I’m quite confused, given the fact that all of the weights in the transformer are frozen after training and RLHF, why it’s called learning at all. The model certainly isn’t learning anything.
I would frame it as: the model is learning but then forgetting what it’s learned (due to its inability to move anything from working/short-term memory to long-term memory). That’s something that we see in learning in humans as well (one example: I’ve learned an enormous number of six-digit confirmation codes, each of which I remember just long enough to enter it into the website that’s asking for it), although of course not so consistently.

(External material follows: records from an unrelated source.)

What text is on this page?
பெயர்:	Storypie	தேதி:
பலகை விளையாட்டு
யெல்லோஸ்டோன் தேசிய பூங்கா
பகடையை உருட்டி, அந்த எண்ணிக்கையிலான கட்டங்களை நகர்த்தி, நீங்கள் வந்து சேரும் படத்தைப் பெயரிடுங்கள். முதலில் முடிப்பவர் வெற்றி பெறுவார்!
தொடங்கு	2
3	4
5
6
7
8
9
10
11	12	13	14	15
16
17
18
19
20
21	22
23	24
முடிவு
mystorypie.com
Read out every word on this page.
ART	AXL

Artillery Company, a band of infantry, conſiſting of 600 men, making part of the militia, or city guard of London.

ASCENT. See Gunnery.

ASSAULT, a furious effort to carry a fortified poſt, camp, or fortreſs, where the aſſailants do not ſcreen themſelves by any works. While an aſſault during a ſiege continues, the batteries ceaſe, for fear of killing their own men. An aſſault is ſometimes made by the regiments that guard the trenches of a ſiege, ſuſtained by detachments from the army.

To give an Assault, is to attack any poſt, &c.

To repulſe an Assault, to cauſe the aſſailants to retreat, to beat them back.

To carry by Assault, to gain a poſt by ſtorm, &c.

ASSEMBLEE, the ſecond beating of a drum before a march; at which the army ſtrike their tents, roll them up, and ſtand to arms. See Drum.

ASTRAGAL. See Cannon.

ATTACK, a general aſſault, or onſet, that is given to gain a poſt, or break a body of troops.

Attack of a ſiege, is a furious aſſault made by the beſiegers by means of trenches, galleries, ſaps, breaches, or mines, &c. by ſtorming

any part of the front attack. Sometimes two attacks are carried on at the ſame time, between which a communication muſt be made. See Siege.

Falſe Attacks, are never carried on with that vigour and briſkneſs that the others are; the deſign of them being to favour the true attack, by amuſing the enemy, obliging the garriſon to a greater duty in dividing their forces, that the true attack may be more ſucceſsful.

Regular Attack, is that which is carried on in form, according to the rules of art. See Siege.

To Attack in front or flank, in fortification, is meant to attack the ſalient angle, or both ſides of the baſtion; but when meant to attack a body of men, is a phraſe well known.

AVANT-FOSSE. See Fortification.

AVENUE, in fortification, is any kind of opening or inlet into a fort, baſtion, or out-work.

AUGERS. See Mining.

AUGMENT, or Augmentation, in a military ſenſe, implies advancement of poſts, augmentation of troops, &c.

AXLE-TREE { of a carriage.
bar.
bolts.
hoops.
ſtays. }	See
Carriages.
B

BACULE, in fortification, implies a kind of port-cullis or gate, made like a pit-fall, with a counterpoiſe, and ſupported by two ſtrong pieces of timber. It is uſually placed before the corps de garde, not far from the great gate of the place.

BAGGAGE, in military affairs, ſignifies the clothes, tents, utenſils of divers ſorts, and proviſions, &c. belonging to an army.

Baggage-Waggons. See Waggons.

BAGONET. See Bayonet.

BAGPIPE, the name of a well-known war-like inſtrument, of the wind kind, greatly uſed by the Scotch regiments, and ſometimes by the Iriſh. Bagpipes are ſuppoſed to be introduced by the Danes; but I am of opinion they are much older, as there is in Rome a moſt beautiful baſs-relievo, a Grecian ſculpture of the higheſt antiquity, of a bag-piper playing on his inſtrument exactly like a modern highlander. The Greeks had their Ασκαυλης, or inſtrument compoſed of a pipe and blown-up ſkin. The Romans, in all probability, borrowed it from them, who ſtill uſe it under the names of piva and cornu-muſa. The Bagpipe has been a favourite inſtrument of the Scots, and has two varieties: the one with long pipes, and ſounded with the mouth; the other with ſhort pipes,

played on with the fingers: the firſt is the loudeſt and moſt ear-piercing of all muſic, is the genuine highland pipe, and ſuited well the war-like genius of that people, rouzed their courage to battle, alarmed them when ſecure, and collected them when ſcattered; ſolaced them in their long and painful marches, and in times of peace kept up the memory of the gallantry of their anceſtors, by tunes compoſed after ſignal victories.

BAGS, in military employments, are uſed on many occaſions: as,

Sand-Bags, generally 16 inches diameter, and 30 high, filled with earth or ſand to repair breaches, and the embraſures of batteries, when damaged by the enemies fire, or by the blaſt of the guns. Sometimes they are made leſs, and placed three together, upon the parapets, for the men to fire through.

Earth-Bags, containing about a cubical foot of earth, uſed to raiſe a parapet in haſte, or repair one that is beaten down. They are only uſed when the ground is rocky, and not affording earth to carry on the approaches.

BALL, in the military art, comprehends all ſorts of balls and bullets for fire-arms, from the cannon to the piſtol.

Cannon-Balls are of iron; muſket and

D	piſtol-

If this is true, then substituting in a less capable model should have equally good results; would you predict that to be the case? I claim that plugging in an older/smaller model would produce much worse results, and if that’s the case then we should consider a substantial part of the performance to be coming from the model.

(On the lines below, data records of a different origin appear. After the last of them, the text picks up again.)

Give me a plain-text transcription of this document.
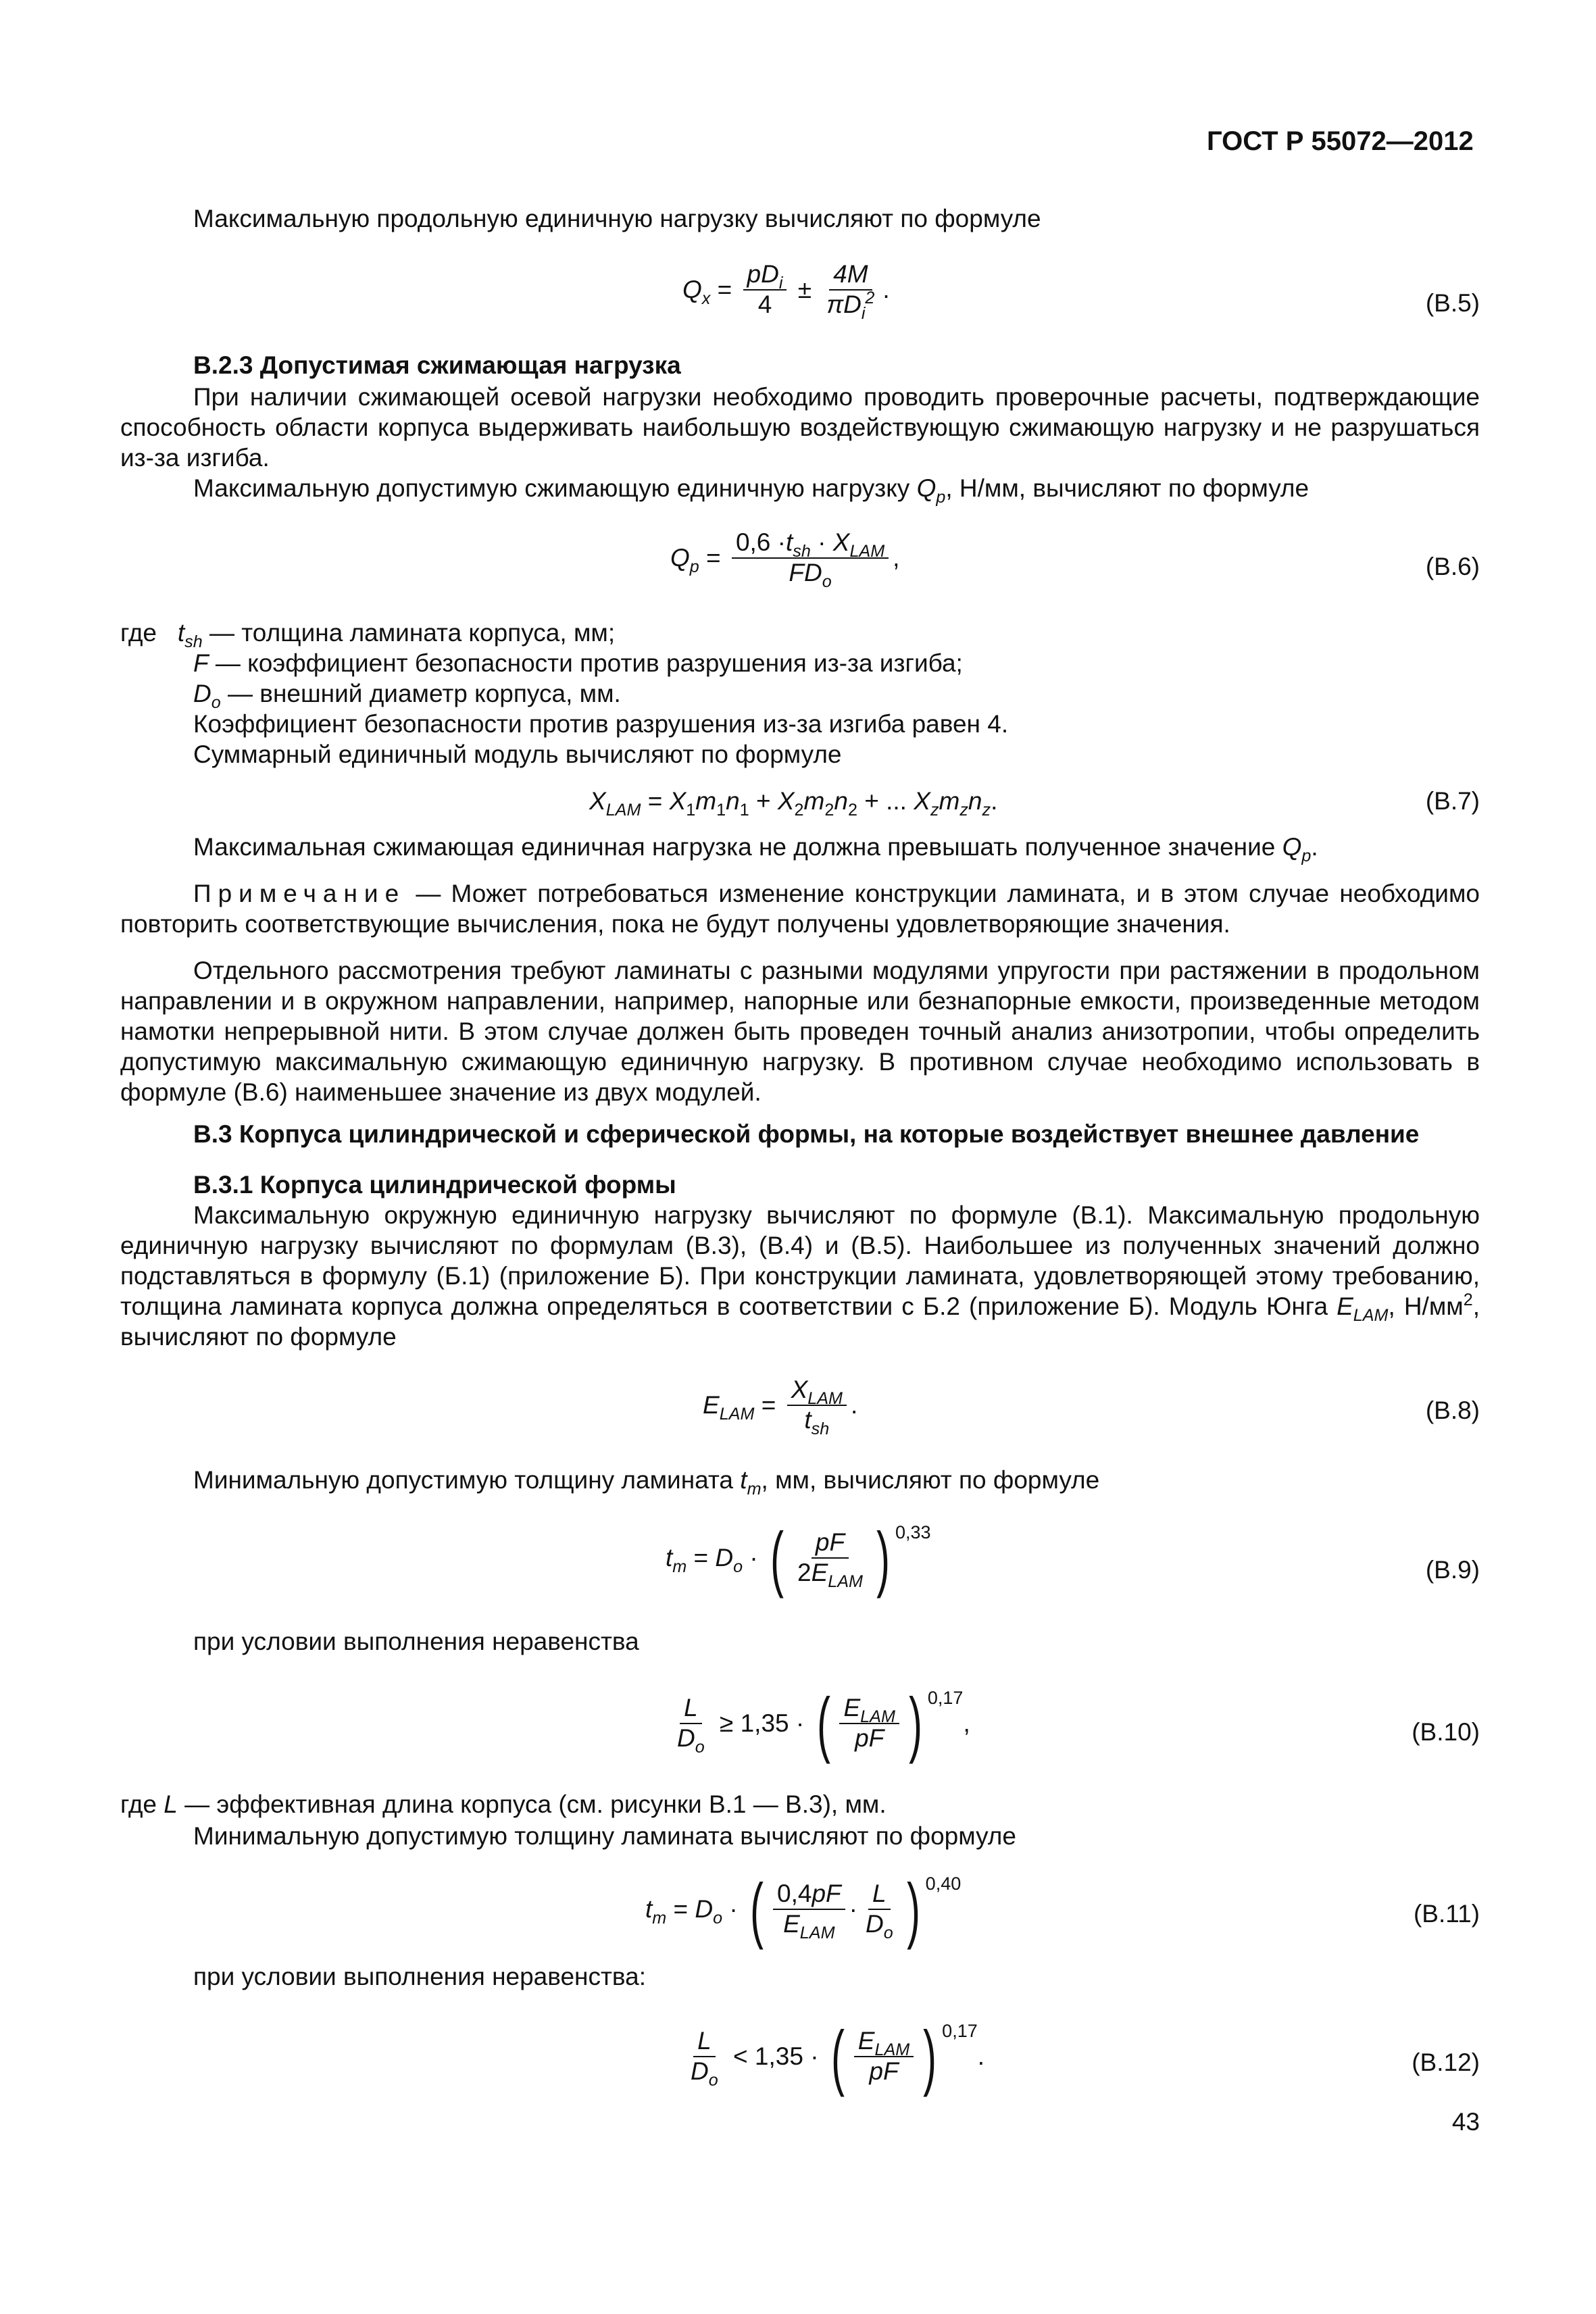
ГОСТ Р 55072—2012
Максимальную продольную единичную нагрузку вычисляют по формуле
$Q_x = \frac{pD_i}{4} \pm \frac{4M}{\pi D_i^2}$ .	(В.5)
В.2.3 Допустимая сжимающая нагрузка
При наличии сжимающей осевой нагрузки необходимо проводить проверочные расчеты, подтверждающие способность области корпуса выдерживать наибольшую воздействующую сжимающую нагрузку и не разрушаться из-за изгиба.
Максимальную допустимую сжимающую единичную нагрузку $Q_p$, Н/мм, вычисляют по формуле
$Q_p = \frac{0,6 \cdot t_{sh} \cdot X_{LAM}}{FD_o}$ ,	(В.6)
где $t_{sh}$ — толщина ламината корпуса, мм;
F — коэффициент безопасности против разрушения из-за изгиба;
$D_o$ — внешний диаметр корпуса, мм.
Коэффициент безопасности против разрушения из-за изгиба равен 4.
Суммарный единичный модуль вычисляют по формуле
$X_{LAM} = X_1m_1n_1 + X_2m_2n_2$ + ... $X_zm_zn_z$.	(В.7)
Максимальная сжимающая единичная нагрузка не должна превышать полученное значение $Q_p$.
Примечание — Может потребоваться изменение конструкции ламината, и в этом случае необходимо повторить соответствующие вычисления, пока не будут получены удовлетворяющие значения.
Отдельного рассмотрения требуют ламинаты с разными модулями упругости при растяжении в продольном направлении и в окружном направлении, например, напорные или безнапорные емкости, произведенные методом намотки непрерывной нити. В этом случае должен быть проведен точный анализ анизотропии, чтобы определить допустимую максимальную сжимающую единичную нагрузку. В противном случае необходимо использовать в формуле (В.6) наименьшее значение из двух модулей.
В.3 Корпуса цилиндрической и сферической формы, на которые воздействует внешнее давление
В.3.1 Корпуса цилиндрической формы
Максимальную окружную единичную нагрузку вычисляют по формуле (В.1). Максимальную продольную единичную нагрузку вычисляют по формулам (В.3), (В.4) и (В.5). Наибольшее из полученных значений должно подставляться в формулу (Б.1) (приложение Б). При конструкции ламината, удовлетворяющей этому требованию, толщина ламината корпуса должна определяться в соответствии с Б.2 (приложение Б). Модуль Юнга $E_{LAM}$, $Н/мм^2$, вычисляют по формуле
$E_{LAM} = \frac{X_{LAM}}{t_{sh}}$ .	(В.8)
Минимальную допустимую толщину ламината $t_m$, мм, вычисляют по формуле
$t_m = D_o$ · ( $\frac{pF}{2E_{LAM}}$ ) 0,33
(В.9)
при условии выполнения неравенства
$\frac{L}{D_o} \ge 1,35$ · ( $\frac{E_{LAM}}{pF}$ ) 0,17
,	(В.10)
где L — эффективная длина корпуса (см. рисунки В.1 — В.3), мм.
Минимальную допустимую толщину ламината вычисляют по формуле
$t_m = D_o$ · ( $\frac{0,4pF}{E_{LAM}} \cdot \frac{L}{D_o}$ ) 0,40
(В.11)
при условии выполнения неравенства:
$\frac{L}{D_o} < 1,35$ · ( $\frac{E_{LAM}}{pF}$ ) 0,17
.	(В.12)
43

This seems to me to be Chollet trying to have it both ways. Either a) ARC is an important measure of ‘true’ intelligence (or at least of the ability to reason over novel problems), and so we should consider LLMs’ poor performance on it a sign that they’re not general intelligence, or b) ARC isn’t a very good measure of true intelligence, in which case LLMs’ performance on it isn’t very important. Those can’t be simultaneously true. I think that nearly everywhere but in the quote, Chollet has claimed (and continues to claim) that a) is true.